PgmNr W4105: The Transcription Factors LIN-31 and LIN-1 Play a Role in C. elegans Vulval Morphorgenesis.

Authors:
L. M. Miller


Institutes
Santa Clara Univ, Santa Clara, CA.


Keyword: Tissue organization/organogenesis

Abstract:

The C. elegans hermaphrodite vulva is an ectodermal organ that connects the internal gonad with the external environment. Vulval morphogenesis involves cell-fate specification, cell adhesion, cell fusion, cell migration, and cell invasion. While much progress towards understanding signaling pathways has been made, an understanding of later morphogenetic events and how they are connected to cell fate specification is limited.

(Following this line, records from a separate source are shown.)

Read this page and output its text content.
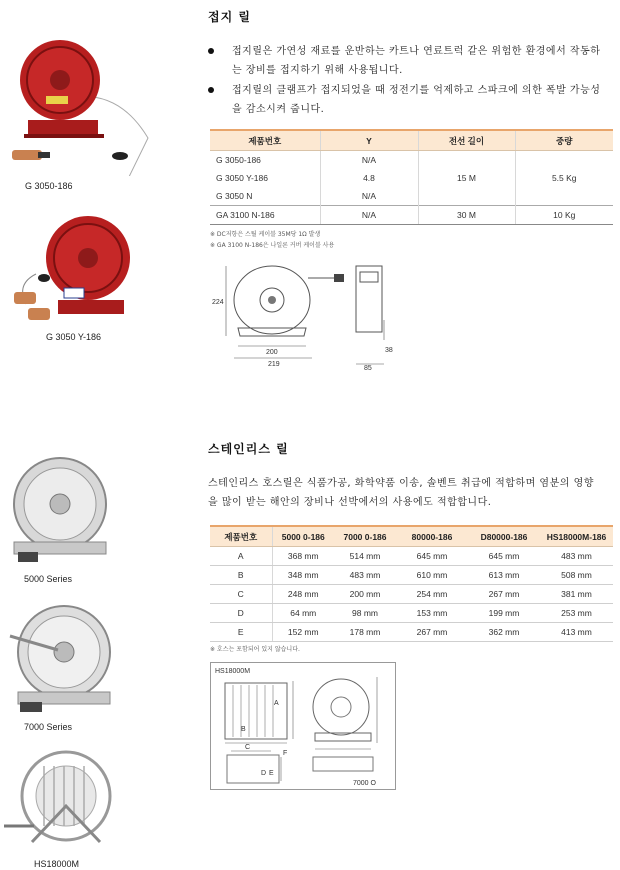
G 3050-186
G 3050 Y-186
접지 릴
접지릴은 가연성 재료를 운반하는 카트나 연료트럭 같은 위험한 환경에서 작동하는 장비를 접지하기 위해 사용됩니다.
접지릴의 클램프가 접지되었을 때 정전기를 억제하고 스파크에 의한 폭발 가능성을 감소시켜 줍니다.
제품번호	Y	전선 길이	중량
G 3050-186	N/A	15 M	5.5 Kg
G 3050 Y-186	4.8		
G 3050 N	N/A		
GA 3100 N-186	N/A	30 M	10 Kg
※ DC저항은 스틸 케이블 35M당 1Ω 발생
※ GA 3100 N-186은 나일론 커버 케이블 사용
224
200
219
38
85
5000 Series
7000 Series
HS18000M
스테인리스 릴
스테인리스 호스릴은 식품가공, 화학약품 이송, 솔벤트 취급에 적합하며 염분의 영향을 많이 받는 해안의 장비나 선박에서의 사용에도 적합합니다.
제품번호	5000 0-186	7000 0-186	80000-186	D80000-186	HS18000M-186
A	368 mm	514 mm	645 mm	645 mm	483 mm
B	348 mm	483 mm	610 mm	613 mm	508 mm
C	248 mm	200 mm	254 mm	267 mm	381 mm
D	64 mm	98 mm	153 mm	199 mm	253 mm
E	152 mm	178 mm	267 mm	362 mm	413 mm
※ 호스는 포함되어 있지 않습니다.
HS18000M
A
B
C
F
D E
7000 O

The different fates of the six VPCs are determined in response to several extracellular signals and divide three times in a particular pattern to produce 22 descendants that begin as a linear array, then a tube, and finally a stack of seven toroids, with the anchor cell at the apex of this tube connecting to the uterus. The anchor cell then fuses to the utse uterine multinucleated cell, causing the opening of the tube. While the biochemical events that transduce the signal in the Ras/MAPK pathway are well characterized, it is not well understood how two transcription factors downstream of MAPK (LIN-31 and LIN-1) activate their downstream targets and play a role in vulval development. Specifically, the latter events (cell arrangements, invagination, toroid formation, cell migration, and cell-cell fusion events) are still not well understood.

      LIN-31 contains a winged-helix (WH) DNA-binding domain (DBD), a small acidic domain (AD), a putative MAPK D-domain docking site (MAPKDS), four MAPK consensus phosphorylation sites (MAPK sites), and a homology region (RII). Site-directed mutagenesis revealed that the DBD, AD, and RII are important for LIN-31’s function in vulval development. In addition, heterologous transcription assays in yeast indicated that that both the AD and RII function can act as transactivation domains. In contrast, we observed no measurable effect on LIN-31 function when we disrupted all four MAPK sites or the MAPKDS.

     Since LIN-1 is also phosphorylated by MAPK during vulval development, we tested the effect of the loss of LIN-31 phosphorylation in a genetic background containing a point mutation in the LIN-1 MAPK docking site. In this sensitized genetic background, this mutation by itself does not display a strong Egl phenotype, however, when both LIN-31 and LIN-1 are defective for phosphorylation, we observe a strong Egl phenotype. The identification of a sensitized background in which to study LIN-31 phosphorylation has also allowed us to identify a putative MAPK docking site on LIN-31, and preliminary confocal analysis of the lin-31; lin-1 double phosphorylation-defective mutant suggests that the strong Egl phenotype is due to defective toroid formation.